If you're really concerned about it, invest in a modern freeze dried DVI culture. They will last in the freezer for years, literally, and will give you an excellent product every time, cheap and easy.


----------



## Lannie (Jan 11, 2004)

I'd always heard that freezing cultured starters was a no-no, but then recently a whole gang of people I know told me they do that all the time and it works. So I tried it. All I can say is that FOR ME, freezing yogurt or buttermilk to save it to use as a culture later doesn't work at all. I couldn't get my yogurt to set up using the previously frozen starter, and the buttermilk that I used previously frozen starter in didn't even develop the buttermilk smell, much less the thickness. The starter cultures had only been frozen for a couple of weeks when I tried to use them the first time, so it wasn't like they'd been in there for years and someone could say they were too old. They died on freezing, as far as I can tell. So I have a freezer full of frozen yogurt and buttermilk that I use as I need it for consumption only. It tastes fine after it's been thawed and stirred up, but I'm sorry, nobody can convince me that the cultures are still alive.

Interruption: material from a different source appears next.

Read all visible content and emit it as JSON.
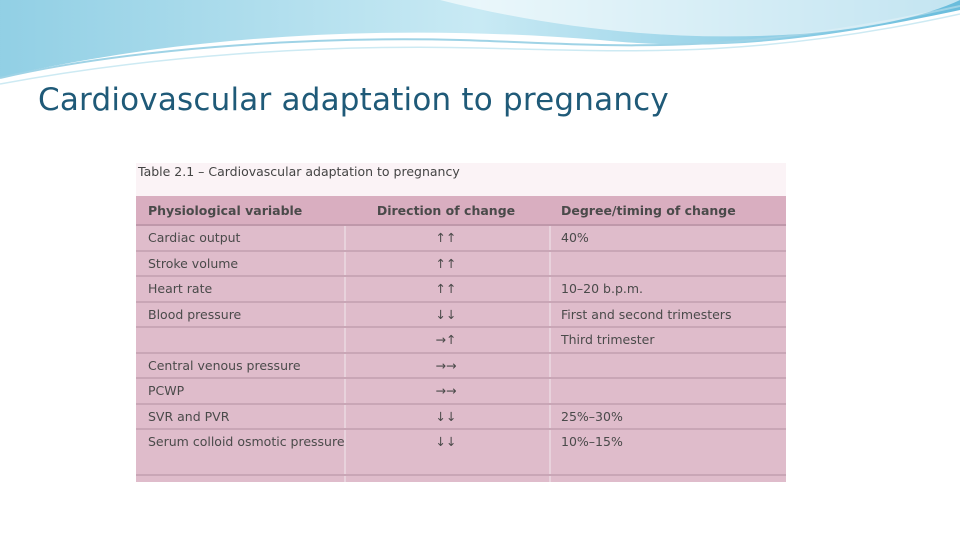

The only thing I can suggest is you try it and see if it works for you. I have no reason to believe all those other people lied to me about it working for them. Maybe it's the temperature of the freezer. But for me it doesn't work.

~Lannie


----------



## jerzeygurl (Jan 21, 2005)

i have frozen mother cultures and they have worked out well

i find it takes too much time to make the mothers, and it dilutes the sour cream too much so i use the freeze dried


----------